Using Autodesk Tandem, the digital twin combines hundreds of individual models into a single shared environment to view and coordinate activities across multiple mechanical, electrical, HVAC, and structural systems simultaneously. This provides a navigable, spatially accurate representation of the airport that helps teams understand how systems interact in the real world.

“It’s not just about: ‘here’s the data on the screen,’ it becomes a real place that tells a story.”

Brendan Dillon, Director of Digital Facilities and Infrastructure at Denver International Airport

With so many parallel workstreams underway, coordination is key. By centralizing models in the cloud, teams can collaborate in near-real time, identify conflicts earlier, and reduce the need for costly rework. Changes made during design or construction are easier to track and validate against the broader context of the airport.

This approach has delivered fewer delays, better coordination, and construction has stayed on schedule without disrupting daily airport operations. For an airport where every second of downtime represents a financial loss, that reliability has been hugely impactful.

The digital twin doesn’t stop being useful once construction is complete, either. It serves as a foundation for decisions about ongoing operations and maintenance, giving facility teams better visibility into assets, systems, and spaces across the airport.

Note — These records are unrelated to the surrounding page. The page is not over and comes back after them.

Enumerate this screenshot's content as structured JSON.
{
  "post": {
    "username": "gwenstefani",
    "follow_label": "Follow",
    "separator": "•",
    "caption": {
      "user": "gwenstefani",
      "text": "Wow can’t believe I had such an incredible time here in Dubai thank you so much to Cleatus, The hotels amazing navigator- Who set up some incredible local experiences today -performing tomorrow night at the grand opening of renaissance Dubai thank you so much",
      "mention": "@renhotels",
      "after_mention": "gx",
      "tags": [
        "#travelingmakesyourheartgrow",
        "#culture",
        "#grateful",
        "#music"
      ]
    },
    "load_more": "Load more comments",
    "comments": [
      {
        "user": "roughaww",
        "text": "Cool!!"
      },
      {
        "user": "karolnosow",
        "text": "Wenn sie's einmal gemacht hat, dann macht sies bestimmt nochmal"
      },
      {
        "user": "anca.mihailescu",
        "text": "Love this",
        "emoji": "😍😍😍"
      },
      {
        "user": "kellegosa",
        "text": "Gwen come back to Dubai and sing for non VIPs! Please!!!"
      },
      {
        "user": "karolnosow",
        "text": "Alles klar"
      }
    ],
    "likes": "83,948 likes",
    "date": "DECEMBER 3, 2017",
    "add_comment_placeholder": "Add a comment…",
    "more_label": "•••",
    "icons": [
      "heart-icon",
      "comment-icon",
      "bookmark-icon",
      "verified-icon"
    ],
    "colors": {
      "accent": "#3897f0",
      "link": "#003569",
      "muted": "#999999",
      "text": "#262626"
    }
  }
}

Designing for what comes next

Airports are long-term investments, and DEN is planning decades ahead. The complexity of its systems will only increase with higher passenger volumes, developed sustainability goals, and new technologies.

“The complexity in our projects is not something that’s going to go away. If anything, it’s going to keep increasing.”

Brendan Dillon, Director of Digital Facilities and Infrastructure at Denver International Airport

By adopting a connected digital twin now, Denver International Airport is setting itself up to adapt. The digital twin provides a repeatable framework that can flex with future changes in layout, scope, and systems, without having to start from scratch.

A blueprint for modern infrastructure

Denver International Airport’s Vision 100 program proves that even the most complex infrastructure can grow in smarter ways, without just throwing more resources and investment at the project.

By connecting data and project teams, Autodesk Tandem is helping change how large facilities are planned, built, and operated. The airport stays open, passengers keep moving, while behind the scenes, Denver’s digital twin gets it ready for the next 100 million journeys.